As for the steps companies are taking to prepare, the Towers Watson survey indicated that most are reassessing whether or not they truly are paying for performance, and how well that is communicated to shareholders. “Companies over the next six months will likely be asking themselves: How do we best tell our story? What analysis should we be doing? Should it just be what the SEC asks for, or something more?” says Seelig.
That work should also serve companies in trying to comply with the mandate to show how pay and performance are related. In their proxies, public companies must offer “information that shows the relationship between executive compensation actually paid and the financial performance of the issuer,” potentially including graphics, the bill says. The SEC must still define exactly which pay metrics it is looking for, and possibly add some detail on what might constitute acceptable measures of financial performance. It could also be a chance for the SEC to advance its long-standing agenda to get companies to disclose more-specific performance targets and the thresholds executives must meet to receive bonuses and long-term incentives in the compensation discussion and analysis (CD&A) section.

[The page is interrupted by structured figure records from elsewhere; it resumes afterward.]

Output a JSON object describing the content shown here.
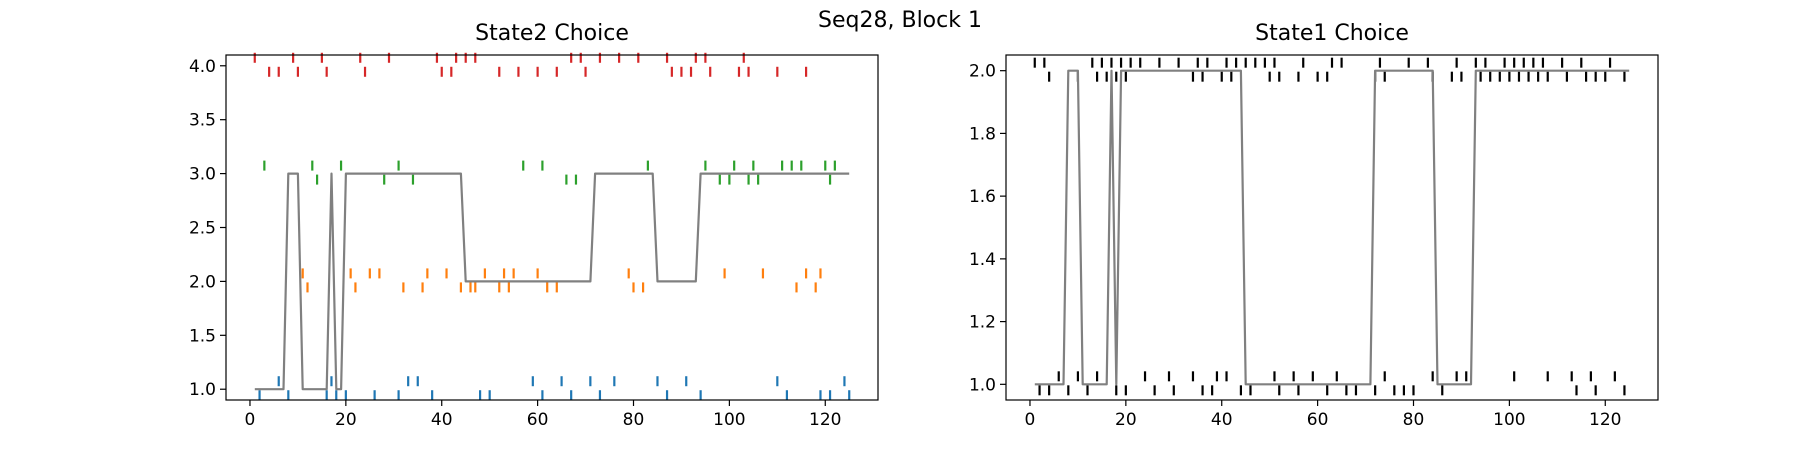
{
  "suptitle": "Seq28, Block 1",
  "chart_data": [
    {
      "type": "line",
      "title": "State2 Choice",
      "xlabel": "",
      "ylabel": "",
      "xlim": [
        -5,
        131
      ],
      "ylim": [
        0.9,
        4.1
      ],
      "xticks": [
        0,
        20,
        40,
        60,
        80,
        100,
        120
      ],
      "yticks": [
        1.0,
        1.5,
        2.0,
        2.5,
        3.0,
        3.5,
        4.0
      ],
      "ytick_labels": [
        "1.0",
        "1.5",
        "2.0",
        "2.5",
        "3.0",
        "3.5",
        "4.0"
      ],
      "grid": false,
      "line": {
        "name": "state2 choice",
        "color": "#808080",
        "x": [
          1,
          2,
          3,
          4,
          5,
          6,
          7,
          8,
          9,
          10,
          11,
          12,
          13,
          14,
          15,
          16,
          17,
          18,
          19,
          20,
          21,
          22,
          23,
          24,
          25,
          26,
          27,
          28,
          29,
          30,
          31,
          32,
          33,
          34,
          35,
          36,
          37,
          38,
          39,
          40,
          41,
          42,
          43,
          44,
          45,
          46,
          47,
          48,
          49,
          50,
          51,
          52,
          53,
          54,
          55,
          56,
          57,
          58,
          59,
          60,
          61,
          62,
          63,
          64,
          65,
          66,
          67,
          68,
          69,
          70,
          71,
          72,
          73,
          74,
          75,
          76,
          77,
          78,
          79,
          80,
          81,
          82,
          83,
          84,
          85,
          86,
          87,
          88,
          89,
          90,
          91,
          92,
          93,
          94,
          95,
          96,
          97,
          98,
          99,
          100,
          101,
          102,
          103,
          104,
          105,
          106,
          107,
          108,
          109,
          110,
          111,
          112,
          113,
          114,
          115,
          116,
          117,
          118,
          119,
          120,
          121,
          122,
          123,
          124,
          125
        ],
        "y": [
          1,
          1,
          1,
          1,
          1,
          1,
          1,
          3,
          3,
          3,
          1,
          1,
          1,
          1,
          1,
          1,
          3,
          1,
          1,
          3,
          3,
          3,
          3,
          3,
          3,
          3,
          3,
          3,
          3,
          3,
          3,
          3,
          3,
          3,
          3,
          3,
          3,
          3,
          3,
          3,
          3,
          3,
          3,
          3,
          2,
          2,
          2,
          2,
          2,
          2,
          2,
          2,
          2,
          2,
          2,
          2,
          2,
          2,
          2,
          2,
          2,
          2,
          2,
          2,
          2,
          2,
          2,
          2,
          2,
          2,
          2,
          3,
          3,
          3,
          3,
          3,
          3,
          3,
          3,
          3,
          3,
          3,
          3,
          3,
          2,
          2,
          2,
          2,
          2,
          2,
          2,
          2,
          2,
          3,
          3,
          3,
          3,
          3,
          3,
          3,
          3,
          3,
          3,
          3,
          3,
          3,
          3,
          3,
          3,
          3,
          3,
          3,
          3,
          3,
          3,
          3,
          3,
          3,
          3,
          3,
          3,
          3,
          3,
          3,
          3
        ]
      },
      "series": [
        {
          "name": "1",
          "color": "#1f77b4",
          "value": 1,
          "above": [
            6,
            17,
            33,
            35,
            59,
            65,
            71,
            76,
            85,
            91,
            110,
            124
          ],
          "below": [
            2,
            8,
            16,
            18,
            20,
            26,
            31,
            38,
            48,
            50,
            61,
            67,
            73,
            87,
            94,
            112,
            119,
            121,
            125
          ]
        },
        {
          "name": "2",
          "color": "#ff7f0e",
          "value": 2,
          "above": [
            11,
            21,
            25,
            27,
            37,
            41,
            49,
            53,
            55,
            60,
            79,
            99,
            107,
            116,
            119
          ],
          "below": [
            12,
            22,
            32,
            36,
            44,
            46,
            47,
            52,
            54,
            62,
            64,
            80,
            82,
            114,
            118
          ]
        },
        {
          "name": "3",
          "color": "#2ca02c",
          "value": 3,
          "above": [
            3,
            13,
            19,
            31,
            57,
            61,
            83,
            95,
            101,
            105,
            111,
            113,
            115,
            120,
            122
          ],
          "below": [
            14,
            28,
            34,
            66,
            68,
            98,
            100,
            104,
            106,
            121
          ]
        },
        {
          "name": "4",
          "color": "#d62728",
          "value": 4,
          "above": [
            1,
            9,
            15,
            23,
            29,
            39,
            43,
            45,
            47,
            67,
            69,
            73,
            77,
            81,
            87,
            93,
            95,
            103
          ],
          "below": [
            4,
            6,
            10,
            16,
            24,
            40,
            42,
            52,
            56,
            60,
            64,
            70,
            88,
            90,
            92,
            96,
            102,
            104,
            110,
            116
          ]
        }
      ]
    },
    {
      "type": "line",
      "title": "State1 Choice",
      "xlabel": "",
      "ylabel": "",
      "xlim": [
        -5,
        131
      ],
      "ylim": [
        0.95,
        2.05
      ],
      "xticks": [
        0,
        20,
        40,
        60,
        80,
        100,
        120
      ],
      "yticks": [
        1.0,
        1.2,
        1.4,
        1.6,
        1.8,
        2.0
      ],
      "ytick_labels": [
        "1.0",
        "1.2",
        "1.4",
        "1.6",
        "1.8",
        "2.0"
      ],
      "grid": false,
      "line": {
        "name": "state1 choice",
        "color": "#808080",
        "x": [
          1,
          2,
          3,
          4,
          5,
          6,
          7,
          8,
          9,
          10,
          11,
          12,
          13,
          14,
          15,
          16,
          17,
          18,
          19,
          20,
          21,
          22,
          23,
          24,
          25,
          26,
          27,
          28,
          29,
          30,
          31,
          32,
          33,
          34,
          35,
          36,
          37,
          38,
          39,
          40,
          41,
          42,
          43,
          44,
          45,
          46,
          47,
          48,
          49,
          50,
          51,
          52,
          53,
          54,
          55,
          56,
          57,
          58,
          59,
          60,
          61,
          62,
          63,
          64,
          65,
          66,
          67,
          68,
          69,
          70,
          71,
          72,
          73,
          74,
          75,
          76,
          77,
          78,
          79,
          80,
          81,
          82,
          83,
          84,
          85,
          86,
          87,
          88,
          89,
          90,
          91,
          92,
          93,
          94,
          95,
          96,
          97,
          98,
          99,
          100,
          101,
          102,
          103,
          104,
          105,
          106,
          107,
          108,
          109,
          110,
          111,
          112,
          113,
          114,
          115,
          116,
          117,
          118,
          119,
          120,
          121,
          122,
          123,
          124,
          125
        ],
        "y": [
          1,
          1,
          1,
          1,
          1,
          1,
          1,
          2,
          2,
          2,
          1,
          1,
          1,
          1,
          1,
          1,
          2,
          1,
          2,
          2,
          2,
          2,
          2,
          2,
          2,
          2,
          2,
          2,
          2,
          2,
          2,
          2,
          2,
          2,
          2,
          2,
          2,
          2,
          2,
          2,
          2,
          2,
          2,
          2,
          1,
          1,
          1,
          1,
          1,
          1,
          1,
          1,
          1,
          1,
          1,
          1,
          1,
          1,
          1,
          1,
          1,
          1,
          1,
          1,
          1,
          1,
          1,
          1,
          1,
          1,
          1,
          2,
          2,
          2,
          2,
          2,
          2,
          2,
          2,
          2,
          2,
          2,
          2,
          2,
          1,
          1,
          1,
          1,
          1,
          1,
          1,
          1,
          2,
          2,
          2,
          2,
          2,
          2,
          2,
          2,
          2,
          2,
          2,
          2,
          2,
          2,
          2,
          2,
          2,
          2,
          2,
          2,
          2,
          2,
          2,
          2,
          2,
          2,
          2,
          2,
          2,
          2,
          2,
          2,
          2
        ]
      },
      "series": [
        {
          "name": "choice",
          "color": "#000000",
          "value": 1,
          "above": [
            6,
            10,
            14,
            24,
            29,
            34,
            39,
            41,
            51,
            55,
            59,
            64,
            74,
            84,
            89,
            91,
            101,
            108,
            113,
            117,
            122
          ],
          "below": [
            2,
            4,
            8,
            12,
            18,
            20,
            26,
            30,
            36,
            38,
            44,
            46,
            52,
            56,
            62,
            66,
            68,
            72,
            76,
            78,
            80,
            86,
            114,
            118,
            124
          ]
        },
        {
          "name": "choice",
          "color": "#000000",
          "value": 2,
          "above": [
            1,
            3,
            13,
            15,
            17,
            19,
            21,
            23,
            27,
            31,
            35,
            37,
            41,
            43,
            45,
            47,
            49,
            51,
            57,
            63,
            65,
            73,
            79,
            83,
            89,
            93,
            95,
            99,
            101,
            103,
            105,
            107,
            111,
            115,
            121
          ],
          "below": [
            4,
            10,
            14,
            16,
            18,
            20,
            34,
            36,
            40,
            42,
            50,
            52,
            56,
            60,
            62,
            72,
            74,
            84,
            88,
            90,
            94,
            96,
            98,
            100,
            102,
            104,
            106,
            108,
            112,
            116,
            118,
            120,
            124
          ]
        }
      ]
    }
  ]
}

Critics of the measure say the language is vague and may lead to inaccurate comparisons, particularly if companies compare the “summary compensation” tally currently in the CD&A — which includes both current pay and future, unrealized pay — with the previous year’s financial performance. More important, they charge that the measure could prompt compensation committees to take a “formulaic approach and look only at financial metrics,” to the exclusion of more-qualitative, strategic goals such as talent development and product innovation, says Tim Bartl, general counsel for the Center On Executive Compensation, a lobbying group funded by the HR Policy Association, a group of 300 large-company HR executives.
Some uncertainty remains around what the clawback provisions would look like, too. Bartl and others are hoping the SEC will give boards of directors some discretion in whether or not to pursue a clawback, particularly when it pertains to a small amount of money or a former officer who may sue the company. How a clawback would be accomplished is also up for definition. For example, asks Seelig, “What if the person doesn’t have the money anymore? Do you sue to recover or just take best efforts? And if they’ve already paid taxes on it, do you recover it net of taxes?”
The calculation of the ratio of CEO salary to the average salary of all employees, including those around the world, is also likely to create extra work for companies, says Seelig, since most don’t have such data easily accessible. Some critics take a darker view. “If you’re worried about CEO pay being too high, showing it as a ratio doesn’t tell you whether the problem is in the numerator or the denominator,” says Charles Tharp, executive vice president for policy at the Center On Executive Compensation. It could even “discourage some job creation” by prompting companies to outsource lower-paying job functions, he says, thus lowering the ratio.